Dan sekarang, Bart Ehrman menjadi seorang yang mengklaim sebagai “a happy agnostik” (agnostik yang berbahagia) dan mempercayai bahwa manusia hanya mengalami keterpisahan dengan keberadaan saat mengalami kematian, seperti nyamuk yang telah Anda pukul kemarin, demikian laporan The Book of Bart dalam Washington Post, 5 Maret 2006[4]. Dia adalah seorang yang tidak mempercayai mukjizat yang dilaporkan dalam Kitab Injil. Dalam sebuah kesempatan perdebatan, bersama William Craign di Perguruan Tinggi Holy Cross, Worcester, Massachusetts, pada Tahun 2006, Erhman ditanyai oleh salah satu peserta sbb: “Dari penjelasan metode sejarah yang Anda sampaikan adakah mukjizat telah terjadi? Jika ya, yang mana dan jika tidak apakah Anda akan menolak kepercayaan terhadap mukjizat dengan sukarela?” Bart Ehrman tidak menjawab pertanyaan tersebut[5] . Dalam kesempatan lain Ehrman menyatakan bahwa murid-murid Yesus tidak ada yang meyaksikan kebangkitan Yesus. Mereka hanya melihat penglihatan mengenai Yesus yang bangkit. Dengan yakin dia mengatakan, “terkaan saya yang terbaik adalah apa yang dialami para murid sama dengan apa yang dialami oleh seseorang ketika seseorang yang dikasihinya meninggal-mereka terkadang merasa melihat mereka dalam penglihatan”, demikian laporan CNN Tgl 15 Mei 2009 dalam topik “Former Fundamentalist”[6]
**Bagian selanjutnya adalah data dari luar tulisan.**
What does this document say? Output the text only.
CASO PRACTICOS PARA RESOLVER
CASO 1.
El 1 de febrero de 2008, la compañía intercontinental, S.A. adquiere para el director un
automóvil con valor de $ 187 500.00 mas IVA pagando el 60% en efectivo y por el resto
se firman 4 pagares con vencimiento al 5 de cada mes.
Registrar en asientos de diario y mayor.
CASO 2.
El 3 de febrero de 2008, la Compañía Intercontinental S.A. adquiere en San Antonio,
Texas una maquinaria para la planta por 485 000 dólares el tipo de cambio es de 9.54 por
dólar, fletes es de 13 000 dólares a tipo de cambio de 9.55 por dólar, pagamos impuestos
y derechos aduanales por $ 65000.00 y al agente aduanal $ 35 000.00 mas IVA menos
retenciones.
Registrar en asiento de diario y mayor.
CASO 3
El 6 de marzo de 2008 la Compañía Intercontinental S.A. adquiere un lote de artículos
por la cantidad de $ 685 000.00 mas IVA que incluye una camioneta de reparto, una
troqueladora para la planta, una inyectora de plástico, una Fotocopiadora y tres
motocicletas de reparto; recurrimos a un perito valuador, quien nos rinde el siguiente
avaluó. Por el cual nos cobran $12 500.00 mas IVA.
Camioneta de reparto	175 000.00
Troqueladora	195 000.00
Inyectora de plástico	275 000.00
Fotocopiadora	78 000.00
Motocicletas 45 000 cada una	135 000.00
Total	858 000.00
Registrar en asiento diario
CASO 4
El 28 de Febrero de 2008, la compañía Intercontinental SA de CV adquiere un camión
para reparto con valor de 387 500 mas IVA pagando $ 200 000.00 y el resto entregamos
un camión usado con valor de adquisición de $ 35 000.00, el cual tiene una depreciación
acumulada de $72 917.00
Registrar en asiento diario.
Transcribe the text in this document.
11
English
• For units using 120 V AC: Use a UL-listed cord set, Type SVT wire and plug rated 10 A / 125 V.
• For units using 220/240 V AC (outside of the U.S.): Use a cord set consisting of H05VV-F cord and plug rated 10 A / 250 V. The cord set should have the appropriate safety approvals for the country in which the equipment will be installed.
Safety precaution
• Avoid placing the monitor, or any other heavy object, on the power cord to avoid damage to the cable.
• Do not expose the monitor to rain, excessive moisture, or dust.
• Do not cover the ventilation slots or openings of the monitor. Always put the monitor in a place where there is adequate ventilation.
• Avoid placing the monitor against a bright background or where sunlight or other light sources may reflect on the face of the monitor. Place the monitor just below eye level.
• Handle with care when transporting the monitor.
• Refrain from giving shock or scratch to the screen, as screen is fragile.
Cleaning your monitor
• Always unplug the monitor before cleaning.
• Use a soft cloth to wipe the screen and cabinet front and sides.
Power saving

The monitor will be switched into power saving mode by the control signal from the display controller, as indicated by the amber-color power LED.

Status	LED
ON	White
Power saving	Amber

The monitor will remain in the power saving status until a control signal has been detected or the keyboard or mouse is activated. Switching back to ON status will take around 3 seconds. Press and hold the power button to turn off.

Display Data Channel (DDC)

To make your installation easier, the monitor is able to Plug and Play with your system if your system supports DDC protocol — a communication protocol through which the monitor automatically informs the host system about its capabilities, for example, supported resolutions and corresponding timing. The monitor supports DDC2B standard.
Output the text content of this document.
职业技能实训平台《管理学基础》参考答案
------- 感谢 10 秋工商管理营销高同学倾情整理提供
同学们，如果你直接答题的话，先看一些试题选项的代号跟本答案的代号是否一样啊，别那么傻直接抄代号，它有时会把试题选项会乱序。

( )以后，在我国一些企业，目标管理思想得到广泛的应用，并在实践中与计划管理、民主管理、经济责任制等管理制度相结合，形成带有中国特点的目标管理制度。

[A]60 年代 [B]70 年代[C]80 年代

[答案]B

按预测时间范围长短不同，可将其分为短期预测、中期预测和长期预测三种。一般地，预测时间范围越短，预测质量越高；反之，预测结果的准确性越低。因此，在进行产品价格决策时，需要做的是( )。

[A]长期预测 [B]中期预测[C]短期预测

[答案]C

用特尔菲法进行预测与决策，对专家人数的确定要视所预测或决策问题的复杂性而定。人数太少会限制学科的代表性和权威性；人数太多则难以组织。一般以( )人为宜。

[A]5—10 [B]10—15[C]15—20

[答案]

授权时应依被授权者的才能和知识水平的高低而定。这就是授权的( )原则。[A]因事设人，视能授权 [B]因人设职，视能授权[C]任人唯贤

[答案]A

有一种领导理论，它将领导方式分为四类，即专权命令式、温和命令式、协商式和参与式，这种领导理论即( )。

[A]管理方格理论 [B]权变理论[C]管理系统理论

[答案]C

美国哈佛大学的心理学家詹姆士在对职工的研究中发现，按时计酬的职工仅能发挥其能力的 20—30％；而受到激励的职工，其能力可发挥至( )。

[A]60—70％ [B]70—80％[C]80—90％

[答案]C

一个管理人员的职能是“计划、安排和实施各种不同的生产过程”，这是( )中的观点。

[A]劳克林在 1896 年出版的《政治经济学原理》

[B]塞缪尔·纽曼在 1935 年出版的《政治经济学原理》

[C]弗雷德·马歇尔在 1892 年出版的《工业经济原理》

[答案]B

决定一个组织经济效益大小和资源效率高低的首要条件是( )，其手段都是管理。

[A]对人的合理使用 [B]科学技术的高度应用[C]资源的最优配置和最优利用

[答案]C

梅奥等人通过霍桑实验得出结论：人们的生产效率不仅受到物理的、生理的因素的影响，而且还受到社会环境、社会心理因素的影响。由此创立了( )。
Pakar Yang Sama Dengan Kesimpulan Yang Berbeda

Meskipun Ehrman jebolan Princeton Theology, namun semua pakar jebolan universitas tersebut berpikir dan mengambil kesimpulan yang sama dengan Ehrman. Dick Wilson yang dijuluki “memiliki kewibawaan terkemuka terhadap bahasa-bahasa kuno di Timur Tengah” lulus dari Princeton pada usia 20 tahun dan memiliki kemampuan membaca naskah Perjanjian Baru dalam 9 bahasa. Kemudian segera sesudah itu dia mempelajari 45 bahasa, termasuk semua bahasa dalam mana Kitab Suci telah diterjemahkan sebelum tahun 600 Ms.
Dia lulus paska sarjana dari Humboldt University di Berlin dan mengajar di Western Theological Seminary, Princeton Theological Seminary, and Westminster Theological Seminary. Pada usia 25 tahun beliau memutuskan untuk mendedikasikan akhir hidupnya untuk menyelidiki kesejarahan Kitab Suci untuk memberikan sanggahan melawan serangan gencar Modernisme Teologi. Didasarkan pada umur panjang leluhurnya, dia memperkirakan bahwa dia memiliki 45 tahun untuk membaktikan proyeknya. Dengan membagi pada tiga periode, dia mulai membaktikan 15 tahun pertamanya untuk menguasai setiap bahasa yang dipakai untuk menuliskan Kitab Perjanjian Lama dan 15 tahun berikutnya dia pergunakan untuk mempelajari Kitab Perjanjian Lama satu persatu hingga seperempat juta huruf dan akhirnya 15 tahun didedikasikan untuk menuliskan hasil penyelidikannya, demikian tulis Christian Courier dalam judul “Remarkable Robert Dick Wilson” pada Tgl 24 April 2000[7]. Dalam berbagai risetnya, Wilson sampai pada kesimpulan sbb: “Saya telah sampai pada pengakuan bahwa tidak ada satu orangpun yang cukup mengetahui untuk menyerang ketelitian Kitab Perjanjian Lama. Setiap saat ketika seseorang yang telah memiliki kemampuan untuk mengumpulkan bersama-sama dokumen bukti yang cukup untuk melakukan investigasi, bahwa fakta biblikal dalam naskah asli memiliki keterujian yang menakjubkan”, demikian tulis R. Pache dalam “The Inspiration and Authority of Scripture”[8]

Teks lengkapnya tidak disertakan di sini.